‘For the Many Not the Jew’ Graffiti Found at California State University, Fullerton
Graffiti reading “for the many not the jew” was found at the California State University, Fullerton, campus on Tuesday.
The message was written in black marker on an electric utility box outside the university’s College Park building, according to photos shared online. It was denounced as antisemitic by social media users as well as the Coordination Forum for Countering Antisemitism, an Israel-based monitoring organization.
A university spokesperson told The Algemeiner that the graffiti — which was removed Tuesday afternoon — “was immediately reported to the university police as well as senior leadership.” An investigation is ongoing.

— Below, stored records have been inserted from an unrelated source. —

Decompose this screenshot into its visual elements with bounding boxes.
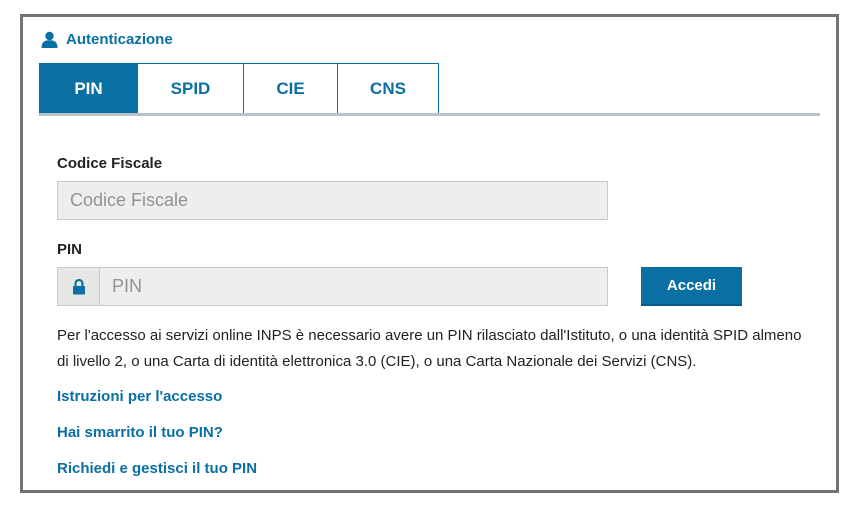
link-smarrito-pin[interactable]: Hai smarrito il tuo PIN? [57,424,223,441]
user-icon [41,31,58,48]
tab-cie[interactable]: CIE [244,63,338,114]
tab-divider [39,113,820,116]
codice-fiscale-label: Codice Fiscale [57,155,163,172]
authentication-panel: Autenticazione PIN SPID CIE CNS Codice F… [20,14,839,493]
pin-label: PIN [57,241,83,258]
tab-cns[interactable]: CNS [338,63,439,114]
info-text: Per l'accesso ai servizi online INPS è n… [57,327,802,370]
panel-title: Autenticazione [66,31,173,48]
accedi-button[interactable]: Accedi [641,267,742,306]
link-istruzioni-accesso[interactable]: Istruzioni per l'accesso [57,388,222,405]
tab-spid[interactable]: SPID [138,63,244,114]
auth-tabs: PIN SPID CIE CNS [39,63,439,114]
pin-lock-addon [57,267,100,306]
link-richiedi-gestisci-pin[interactable]: Richiedi e gestisci il tuo PIN [57,460,257,477]
codice-fiscale-input[interactable] [57,181,608,220]
panel-header: Autenticazione [41,31,173,48]
pin-input[interactable] [99,267,608,306]
tab-pin[interactable]: PIN [39,63,138,114]
lock-icon [72,278,85,294]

CSUF President Fram Virjee condemned the vandalism in a statement, saying it “was not only offensive, hurtful, and abhorrent, it was an affront to everything that we, as an inclusive, welcoming, and diverse campus community, stand for.”
“[Our] stance is clear: we will not tolerate these kinds of hateful, criminal acts in or around our campus community,” he added.
The slogan appears to invoke the motto of the British Labour Party, “For the many, not the few.” Both the party and its far-left leader Jeremy Corbyn, have been accused of fostering antisemitism by leaders of the UK Jewish community.
Isaiah Kuli Nieto-Goldman, president of CSUF’s Hillel club, told the student-run Daily Titan that the vandalism shook Jewish students on campus.
“For me, it doesn’t matter if it comes from a fellow student or somebody on the outside,” Nieto-Goldman said. “The fact that it’s that close to me and it’s still showing up in places that I need to be in … it shows that it’s close enough.”
Late last month, after CSUF students and others held a vigil in honor of the victims of the Pittsburgh synagogue massacre, Beth Jacob synagogue in nearby Irvine was defaced with the words, “F*ck Jews.”
According to recently-released FBI statistics, antisemitic attacks rose by 37 percent in 2017, accounting for more than 58 percent of all hate crimes motivated by religious bias. Other groups targeted last year included Muslims, who faced nearly 19 percent of religious bias attacks, and Catholics, at more than 4 percent.